Kopfschüttelnd verließ Ceri den Raum. Vielleicht war der letzte Schlag gegen seinen Kopf einer zu viel gewesen, jetzt bildete er sich schon Dinge ein. Als ob wirklich jemand in dem Spiegel leben würde. Das war ja wohl eher eine Halluzination. Zwar gab es in dem Haus viele Dinge, welche passierten und die er nicht verstand, doch solch eine Sache wäre viel zu unglaublich. Als würde so etwas wirklich passieren.
Vielleicht sollte er sich schlafen legen, aber da war noch so viel zu erledigen. Bevor sein Vater nach Hause kam, musste die komplette Küche wieder glänzen. Seine Schwestern, der ganze Stolz seines Erzeugers, hatten versucht zu backen und dabei das ganze Zimmer in ein Schlachtfeld verwandelt. Natürlich durften sie das, denn sie hatten auch nicht ihre Mutter auf dem Gewissen. Jeden Tag machten sie das dem Achtzehnjährigen klar. Wäre er nicht, würde ihre Mutter noch leben und sich um alles kümmern.
Manchmal fragte er sich, ob es vielleicht gut wäre, wenn er einfach gehen würde.
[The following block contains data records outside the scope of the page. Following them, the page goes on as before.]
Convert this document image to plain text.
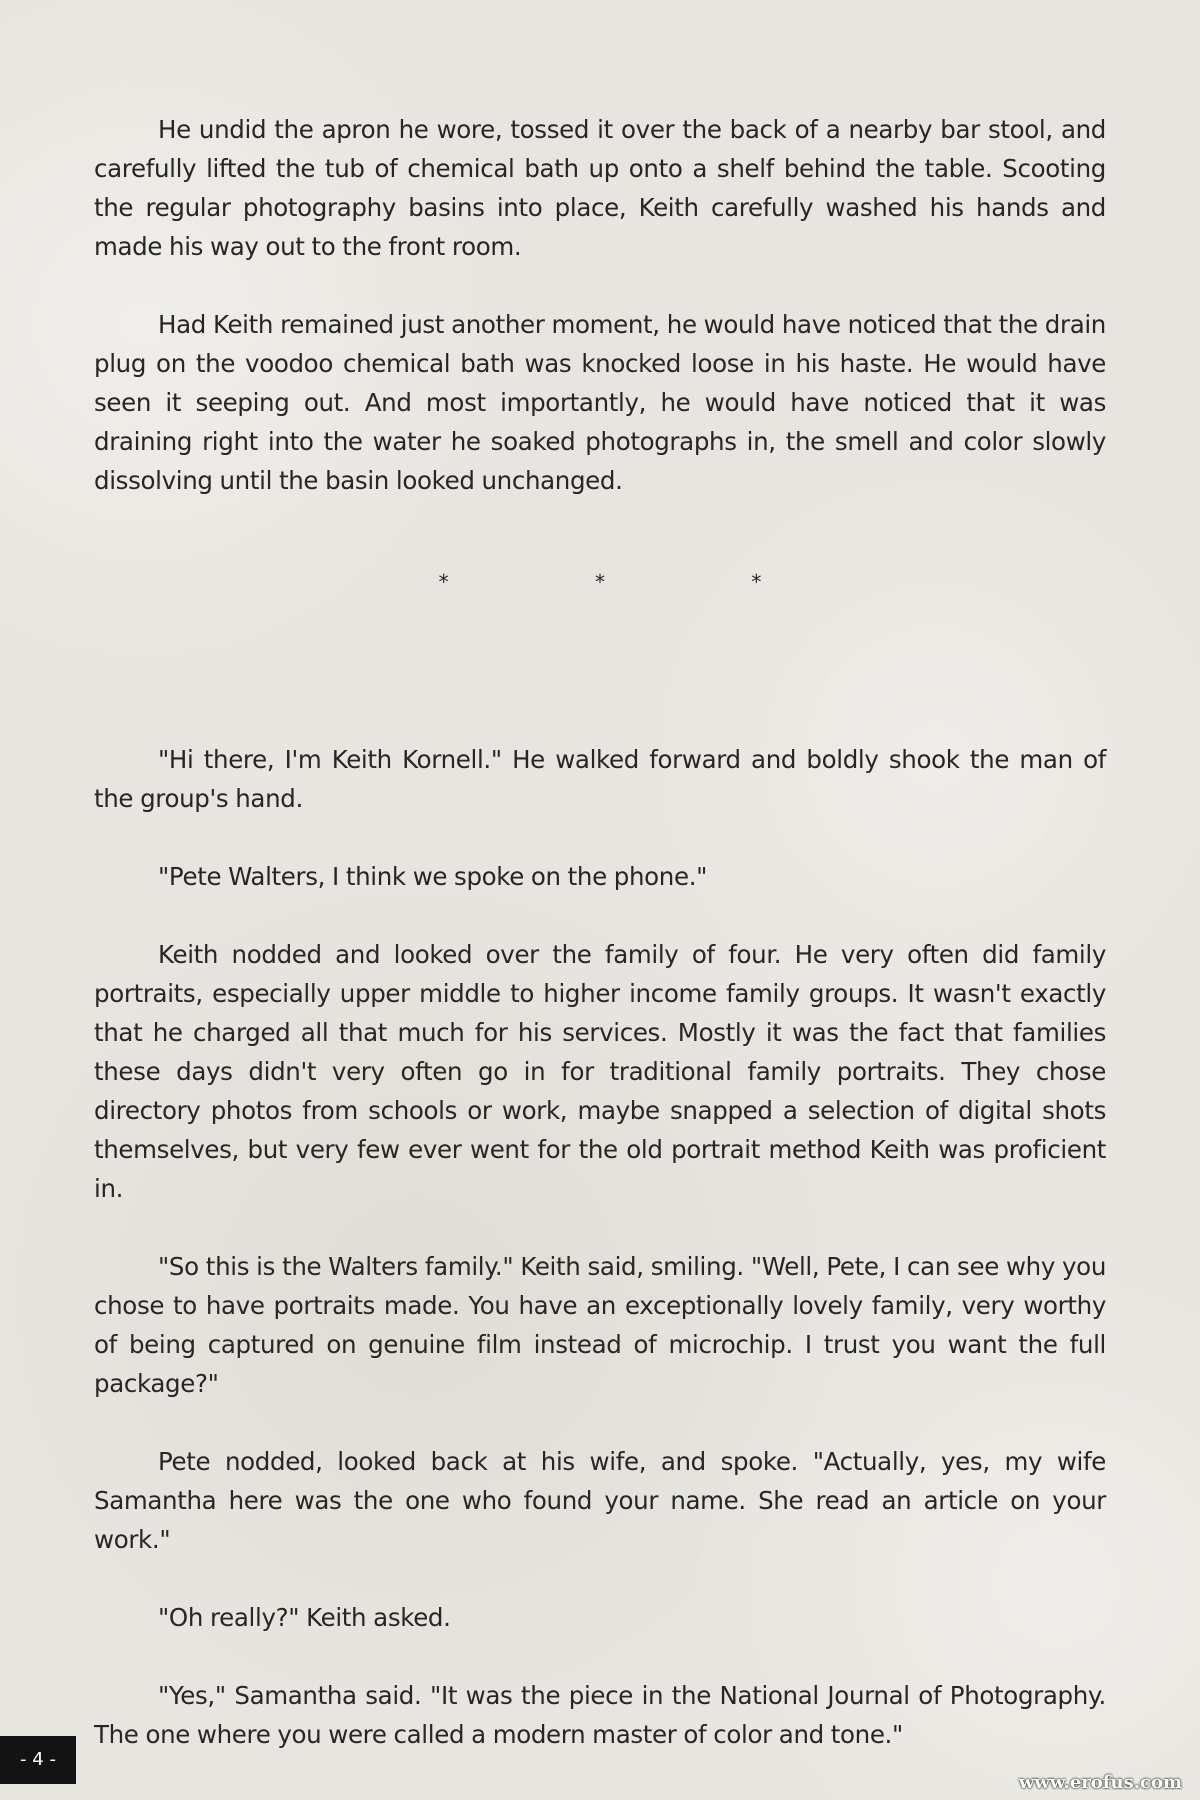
He undid the apron he wore, tossed it over the back of a nearby bar stool, and carefully lifted the tub of chemical bath up onto a shelf behind the table. Scooting the regular photography basins into place, Keith carefully washed his hands and made his way out to the front room.

Had Keith remained just another moment, he would have noticed that the drain plug on the voodoo chemical bath was knocked loose in his haste. He would have seen it seeping out. And most importantly, he would have noticed that it was draining right into the water he soaked photographs in, the smell and color slowly dissolving until the basin looked unchanged.

* * *

"Hi there, I'm Keith Kornell." He walked forward and boldly shook the man of the group's hand.

"Pete Walters, I think we spoke on the phone."

Keith nodded and looked over the family of four. He very often did family portraits, especially upper middle to higher income family groups. It wasn't exactly that he charged all that much for his services. Mostly it was the fact that families these days didn't very often go in for traditional family portraits. They chose directory photos from schools or work, maybe snapped a selection of digital shots themselves, but very few ever went for the old portrait method Keith was proficient in.

"So this is the Walters family." Keith said, smiling. "Well, Pete, I can see why you chose to have portraits made. You have an exceptionally lovely family, very worthy of being captured on genuine film instead of microchip. I trust you want the full package?"

Pete nodded, looked back at his wife, and spoke. "Actually, yes, my wife Samantha here was the one who found your name. She read an article on your work."

"Oh really?" Keith asked.

"Yes," Samantha said. "It was the piece in the National Journal of Photography. The one where you were called a modern master of color and tone."

- 4 -
www.erofus.com
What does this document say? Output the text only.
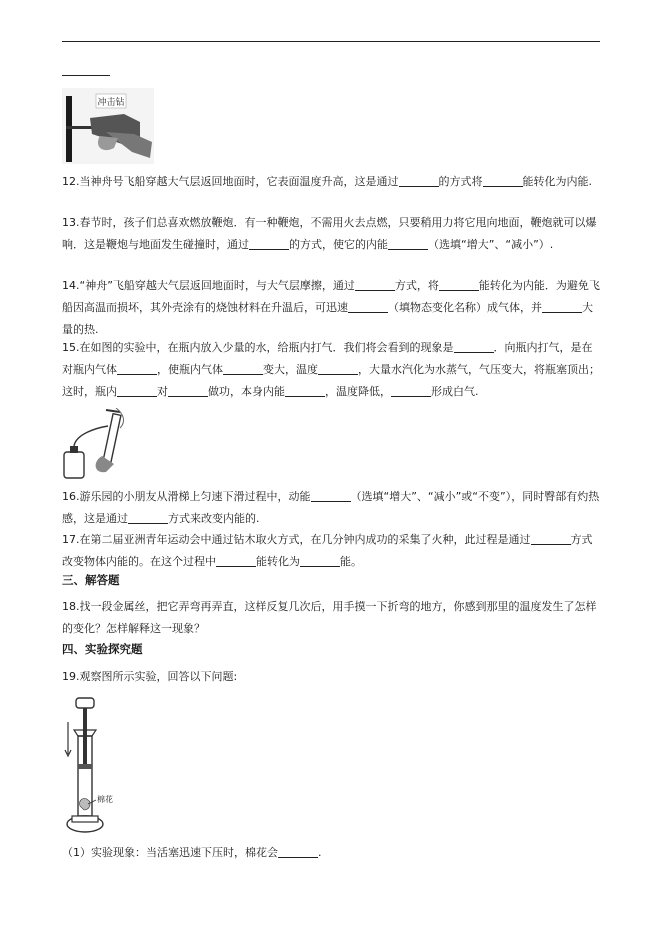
冲击钻
12.当神舟号飞船穿越大气层返回地面时，它表面温度升高，这是通过	的方式将	能转化为内能.
13.春节时，孩子们总喜欢燃放鞭炮．有一种鞭炮，不需用火去点燃，只要稍用力将它甩向地面，鞭炮就可以爆响．这是鞭炮与地面发生碰撞时，通过	的方式，使它的内能	（选填“增大”、“减小”）.
14.“神舟”飞船穿越大气层返回地面时，与大气层摩擦，通过	方式，将	能转化为内能．为避免飞船因高温而损坏，其外壳涂有的烧蚀材料在升温后，可迅速	（填物态变化名称）成气体，并	大量的热.
15.在如图的实验中，在瓶内放入少量的水，给瓶内打气．我们将会看到的现象是	．向瓶内打气，是在对瓶内气体	，使瓶内气体	变大，温度	，大量水汽化为水蒸气，气压变大，将瓶塞顶出；这时，瓶内	对	做功，本身内能	，温度降低，	形成白气.
16.游乐园的小朋友从滑梯上匀速下滑过程中，动能	（选填“增大”、“减小”或“不变”），同时臀部有灼热感，这是通过	方式来改变内能的.
17.在第二届亚洲青年运动会中通过钻木取火方式，在几分钟内成功的采集了火种，此过程是通过	方式改变物体内能的。在这个过程中	能转化为	能。
三、解答题
18.找一段金属丝，把它弄弯再弄直，这样反复几次后，用手摸一下折弯的地方，你感到那里的温度发生了怎样的变化？怎样解释这一现象？
四、实验探究题
19.观察图所示实验，回答以下问题:
棉花
（1）实验现象：当活塞迅速下压时，棉花会	.
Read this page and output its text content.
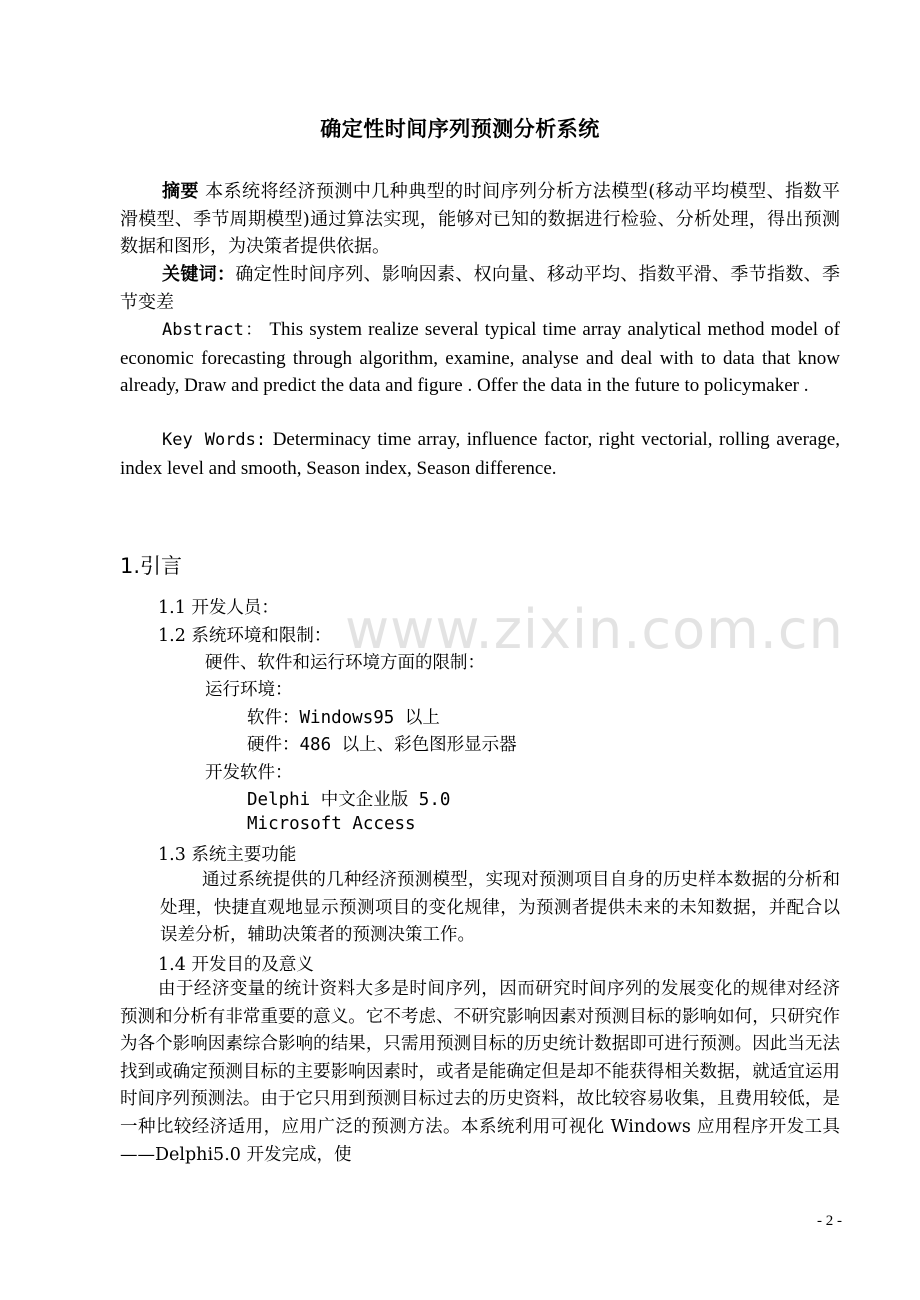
确定性时间序列预测分析系统
摘要 本系统将经济预测中几种典型的时间序列分析方法模型(移动平均模型、指数平滑模型、季节周期模型)通过算法实现，能够对已知的数据进行检验、分析处理，得出预测数据和图形，为决策者提供依据。
关键词：确定性时间序列、影响因素、权向量、移动平均、指数平滑、季节指数、季节变差
Abstract： This system realize several typical time array analytical method model of economic forecasting through algorithm, examine, analyse and deal with to data that know already, Draw and predict the data and figure . Offer the data in the future to policymaker .
Key Words: Determinacy time array, influence factor, right vectorial, rolling average, index level and smooth, Season index, Season difference.
1.引言
www.zixin.com.cn
1.1 开发人员：
1.2 系统环境和限制：
硬件、软件和运行环境方面的限制：
运行环境：
软件：Windows95 以上
硬件：486 以上、彩色图形显示器
开发软件：
Delphi 中文企业版 5.0
Microsoft Access
1.3 系统主要功能
通过系统提供的几种经济预测模型，实现对预测项目自身的历史样本数据的分析和处理，快捷直观地显示预测项目的变化规律，为预测者提供未来的未知数据，并配合以误差分析，辅助决策者的预测决策工作。
1.4 开发目的及意义
由于经济变量的统计资料大多是时间序列，因而研究时间序列的发展变化的规律对经济预测和分析有非常重要的意义。它不考虑、不研究影响因素对预测目标的影响如何，只研究作为各个影响因素综合影响的结果，只需用预测目标的历史统计数据即可进行预测。因此当无法找到或确定预测目标的主要影响因素时，或者是能确定但是却不能获得相关数据，就适宜运用时间序列预测法。由于它只用到预测目标过去的历史资料，故比较容易收集，且费用较低，是一种比较经济适用，应用广泛的预测方法。本系统利用可视化 Windows 应用程序开发工具——Delphi5.0 开发完成，使
- 2 -
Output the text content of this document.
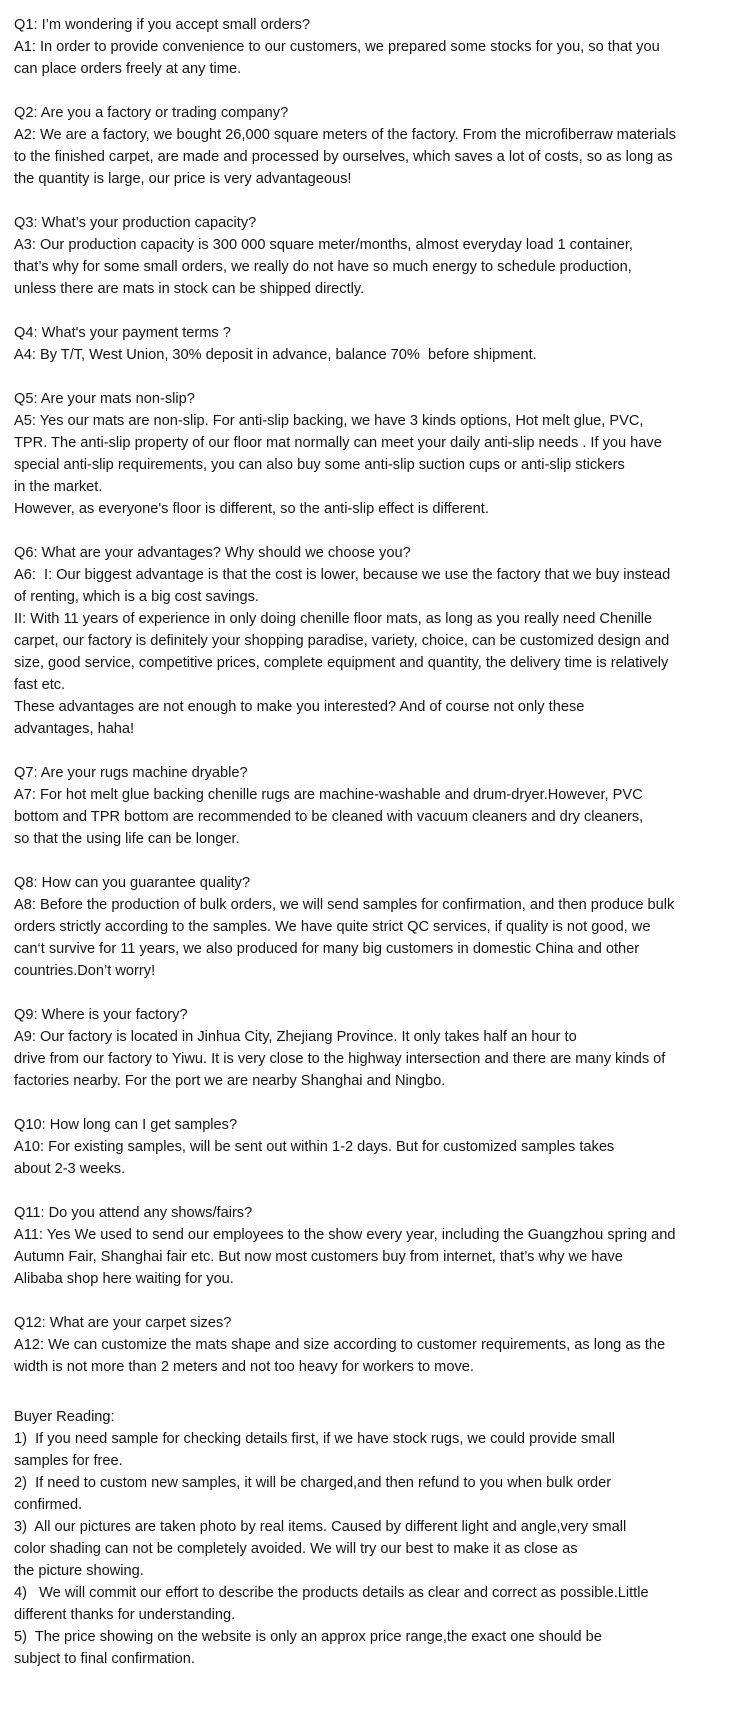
Q1: I’m wondering if you accept small orders?
A1: In order to provide convenience to our customers, we prepared some stocks for you, so that you
can place orders freely at any time.
Q2: Are you a factory or trading company?
A2: We are a factory, we bought 26,000 square meters of the factory. From the microfiberraw materials
to the finished carpet, are made and processed by ourselves, which saves a lot of costs, so as long as
the quantity is large, our price is very advantageous!
Q3: What’s your production capacity?
A3: Our production capacity is 300 000 square meter/months, almost everyday load 1 container,
that’s why for some small orders, we really do not have so much energy to schedule production,
unless there are mats in stock can be shipped directly.
Q4: What's your payment terms ?
A4: By T/T, West Union, 30% deposit in advance, balance 70%  before shipment.
Q5: Are your mats non-slip?
A5: Yes our mats are non-slip. For anti-slip backing, we have 3 kinds options, Hot melt glue, PVC,
TPR. The anti-slip property of our floor mat normally can meet your daily anti-slip needs . If you have
special anti-slip requirements, you can also buy some anti-slip suction cups or anti-slip stickers
in the market.
However, as everyone's floor is different, so the anti-slip effect is different.
Q6: What are your advantages? Why should we choose you?
A6:  I: Our biggest advantage is that the cost is lower, because we use the factory that we buy instead
of renting, which is a big cost savings.
II: With 11 years of experience in only doing chenille floor mats, as long as you really need Chenille
carpet, our factory is definitely your shopping paradise, variety, choice, can be customized design and
size, good service, competitive prices, complete equipment and quantity, the delivery time is relatively
fast etc.
These advantages are not enough to make you interested? And of course not only these
advantages, haha!
Q7: Are your rugs machine dryable?
A7: For hot melt glue backing chenille rugs are machine-washable and drum-dryer.However, PVC
bottom and TPR bottom are recommended to be cleaned with vacuum cleaners and dry cleaners,
so that the using life can be longer.
Q8: How can you guarantee quality?
A8: Before the production of bulk orders, we will send samples for confirmation, and then produce bulk
orders strictly according to the samples. We have quite strict QC services, if quality is not good, we
can‘t survive for 11 years, we also produced for many big customers in domestic China and other
countries.Don’t worry!
Q9: Where is your factory?
A9: Our factory is located in Jinhua City, Zhejiang Province. It only takes half an hour to
drive from our factory to Yiwu. It is very close to the highway intersection and there are many kinds of
factories nearby. For the port we are nearby Shanghai and Ningbo.
Q10: How long can I get samples?
A10: For existing samples, will be sent out within 1-2 days. But for customized samples takes
about 2-3 weeks.
Q11: Do you attend any shows/fairs?
A11: Yes We used to send our employees to the show every year, including the Guangzhou spring and
Autumn Fair, Shanghai fair etc. But now most customers buy from internet, that’s why we have
Alibaba shop here waiting for you.
Q12: What are your carpet sizes?
A12: We can customize the mats shape and size according to customer requirements, as long as the
width is not more than 2 meters and not too heavy for workers to move.
Buyer Reading:
1)  If you need sample for checking details first, if we have stock rugs, we could provide small
samples for free.
2)  If need to custom new samples, it will be charged,and then refund to you when bulk order
confirmed.
3)  All our pictures are taken photo by real items. Caused by different light and angle,very small
color shading can not be completely avoided. We will try our best to make it as close as
the picture showing.
4)   We will commit our effort to describe the products details as clear and correct as possible.Little
different thanks for understanding.
5)  The price showing on the website is only an approx price range,the exact one should be
subject to final confirmation.
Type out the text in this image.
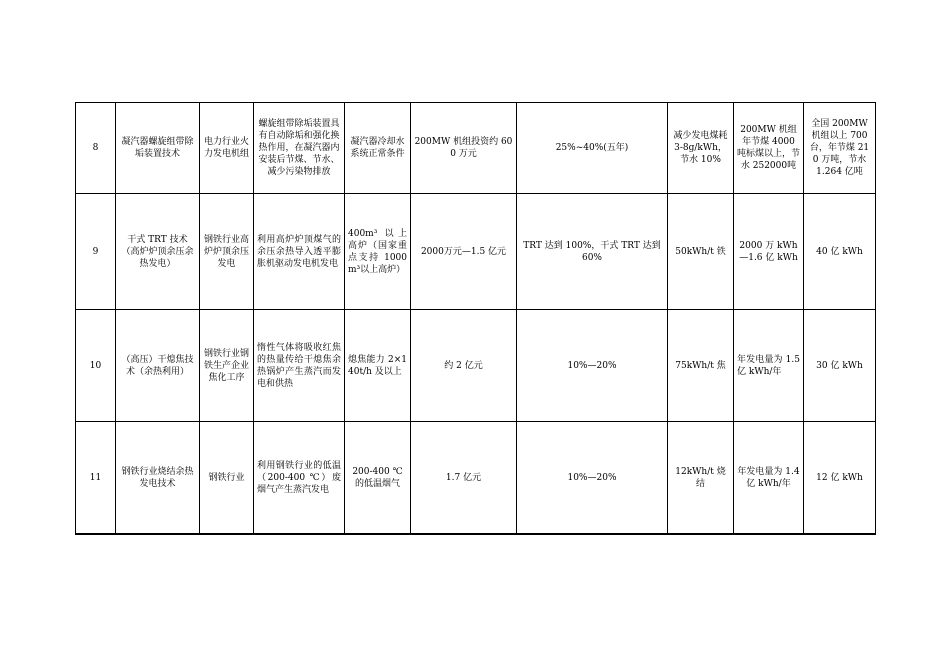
8	凝汽器螺旋组带除垢装置技术	电力行业火力发电机组	螺旋组带除垢装置具有自动除垢和强化换热作用，在凝汽器内安装后节煤、节水、减少污染物排放	凝汽器冷却水系统正常条件	200MW 机组投资约 600 万元	25%~40%(五年)	减少发电煤耗 3-8g/kWh，节水 10%	200MW 机组年节煤 4000 吨标煤以上，节水 252000吨	全国 200MW 机组以上 700 台，年节煤 210 万吨，节水 1.264 亿吨
9	干式 TRT 技术（高炉炉顶余压余热发电）	钢铁行业高炉炉顶余压发电	利用高炉炉顶煤气的余压余热导入透平膨胀机驱动发电机发电	400m³ 以上高炉（国家重点支持 1000m³以上高炉）	2000万元—1.5 亿元	TRT 达到 100%，干式 TRT 达到 60%	50kWh/t 铁	2000 万 kWh—1.6 亿 kWh	40 亿 kWh
10	（高压）干熄焦技术（余热利用）	钢铁行业钢铁生产企业焦化工序	惰性气体将吸收红焦的热量传给干熄焦余热锅炉产生蒸汽而发电和供热	熄焦能力 2×140t/h 及以上	约 2 亿元	10%—20%	75kWh/t 焦	年发电量为 1.5 亿 kWh/年	30 亿 kWh
11	钢铁行业烧结余热发电技术	钢铁行业	利用钢铁行业的低温（200-400 ℃）废烟气产生蒸汽发电	200-400 ℃的低温烟气	1.7 亿元	10%—20%	12kWh/t 烧结	年发电量为 1.4 亿 kWh/年	12 亿 kWh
Vielleicht in die Freiheit oder in den Tod. Wobei ihm die zweite Option mehr zusagte, schließlich gab es da nichts, wohin er könnte und er kannte die Welt da draußen nicht einmal. Sterben würde er also so oder so, da reichten auch zwei saubere Schnitte, bei denen er nicht lange leiden musste.
Ihm tat alles weh von den letzten Schlägen. Sich davon nicht unterkriegen lassend, begann er, das Chaos zu beseitigen. Automatisch bewegte sich sein Körper, räumte die Schüsseln weg, wischte Schränke ab, scheuerte den komplett verschmutzten Backofen. Gerade noch rechtzeitig wurde er fertig. Schnell versteckte er seine Putzutensiellien an dem Platz, wo sie hingehörten, huschte selber durch eine kleine, schmale Tür aus der glänzenden Edelstahlküche. Dahinter befand sich ein Dienstbotengang. Natürlich würde man ihm nie einen Platz im Herrenbereich zugestehen. Er konnte schließlich von Glück sagen, dass man ihn nicht als Bastard brandmarkte und aus dem Haus jagte. Man bot ihm Obdach und hin und wieder etwas zu essen. Was brauchte er da mehr?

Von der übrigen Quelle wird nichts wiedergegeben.